Loath as I am to go back to the well that is Dave Johnson's social-media output so soon again after last week, he's been celebrating reaching 10,000 followers on Twitter by sharing art from an undeveloped Micronauts animated television series, and it's pretty special work.

Of course, anyone producing any sort of Micronauts license these days does so without the characters originated for the 1979 Marvel comic, which is why that line-up above doesn't feature Bug or Marionette. The Bug role went to a new character called Dit-Dat (third from left, the most Ben 10-ish looking design there). The solution to losing Princess Mari was to make the Time Traveler female.



Johnson explained the project's demise on Facebook as "Here's the Micronauts pitch that ALMOST made it to TV. But then Hasbro bought the rights and basically killed the show. It was gonna be sooooo sweet. The story was great, and it would have been a childhood dream come true. Oh well." The "childhood dream come true" aspect included the intention of hiring Micronauts co-creator Michael Golden to work on the series as a designer.



I've a certain nostalgia for these characters myself: When I was a kid, Marvel UK ran the Bill Mantlo/Golden issues alongside Roger Mackenzie and Walter Simonson's Battlestar Galactica in the Star Heroes digests. I've long been of an opinion that that first dozen or so issues of Micronauts represent the high-water mark for Mantlo's writing.

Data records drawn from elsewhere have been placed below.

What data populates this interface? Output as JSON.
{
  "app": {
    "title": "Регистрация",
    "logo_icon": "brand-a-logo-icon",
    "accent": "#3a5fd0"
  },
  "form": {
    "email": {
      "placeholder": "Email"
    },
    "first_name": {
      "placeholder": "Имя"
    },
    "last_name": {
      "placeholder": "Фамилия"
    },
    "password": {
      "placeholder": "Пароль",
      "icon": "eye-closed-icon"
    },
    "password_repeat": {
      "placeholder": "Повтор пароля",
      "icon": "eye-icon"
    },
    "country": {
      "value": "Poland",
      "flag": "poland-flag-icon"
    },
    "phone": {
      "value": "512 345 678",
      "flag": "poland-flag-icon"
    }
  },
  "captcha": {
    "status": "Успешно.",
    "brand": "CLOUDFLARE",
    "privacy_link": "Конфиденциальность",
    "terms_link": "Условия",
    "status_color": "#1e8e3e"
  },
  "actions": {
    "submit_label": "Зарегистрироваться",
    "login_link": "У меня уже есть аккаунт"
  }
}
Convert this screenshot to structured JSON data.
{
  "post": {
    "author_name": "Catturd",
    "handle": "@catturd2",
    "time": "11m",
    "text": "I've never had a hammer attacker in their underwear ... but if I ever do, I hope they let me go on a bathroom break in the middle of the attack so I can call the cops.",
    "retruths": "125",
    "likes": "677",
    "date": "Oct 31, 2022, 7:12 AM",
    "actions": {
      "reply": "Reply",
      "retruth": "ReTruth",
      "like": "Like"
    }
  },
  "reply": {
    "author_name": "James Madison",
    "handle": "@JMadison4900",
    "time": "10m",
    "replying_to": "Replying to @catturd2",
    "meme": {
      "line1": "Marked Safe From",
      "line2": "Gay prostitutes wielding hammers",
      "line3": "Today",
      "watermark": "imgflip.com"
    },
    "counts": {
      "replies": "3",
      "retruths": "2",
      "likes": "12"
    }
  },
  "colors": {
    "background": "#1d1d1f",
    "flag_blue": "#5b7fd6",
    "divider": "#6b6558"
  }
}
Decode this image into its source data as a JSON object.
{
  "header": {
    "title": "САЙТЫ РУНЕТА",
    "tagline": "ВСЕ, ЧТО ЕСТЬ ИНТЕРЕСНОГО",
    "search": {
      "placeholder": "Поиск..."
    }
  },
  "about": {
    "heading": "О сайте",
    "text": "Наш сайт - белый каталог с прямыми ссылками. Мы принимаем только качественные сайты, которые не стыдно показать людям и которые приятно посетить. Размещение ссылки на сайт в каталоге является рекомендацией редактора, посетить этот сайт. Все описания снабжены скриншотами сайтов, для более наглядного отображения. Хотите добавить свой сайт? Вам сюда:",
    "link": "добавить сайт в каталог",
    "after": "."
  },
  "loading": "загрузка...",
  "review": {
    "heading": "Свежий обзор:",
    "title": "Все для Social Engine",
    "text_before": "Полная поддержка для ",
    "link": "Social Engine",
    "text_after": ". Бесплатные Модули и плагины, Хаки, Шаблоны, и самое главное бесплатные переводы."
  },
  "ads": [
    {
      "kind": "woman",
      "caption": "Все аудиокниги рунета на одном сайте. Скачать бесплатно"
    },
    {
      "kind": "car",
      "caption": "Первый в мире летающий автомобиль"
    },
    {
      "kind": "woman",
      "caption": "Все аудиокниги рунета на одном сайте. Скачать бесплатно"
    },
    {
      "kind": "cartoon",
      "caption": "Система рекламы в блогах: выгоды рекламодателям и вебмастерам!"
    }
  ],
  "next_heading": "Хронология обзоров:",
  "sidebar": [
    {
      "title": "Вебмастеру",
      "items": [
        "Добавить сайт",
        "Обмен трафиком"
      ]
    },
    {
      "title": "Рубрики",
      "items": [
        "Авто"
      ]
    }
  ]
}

He brought the toys to Marvel's then-Editor-in-Chief Jim Shooter in 1977 and campaigned for them to go after the license. Once obtained, he fashioned a rich sub-space opera around the often-primitive toy designs that was easily the equal of any of Marvel's other more lauded "cosmic" sagas of previous years. It's a shame that rights issues and corporate politics mean these comics will probably never receive a fittingly deluxe archival edition.

Last I heard, Hasbro had sold J.J. Abrams' Bad Robot the rights to develop a Micronauts movie. Perhaps if that goes ahead at some point, there might be more incentive or momentum for all involved to figure out a way to make reprinting that classic run possible.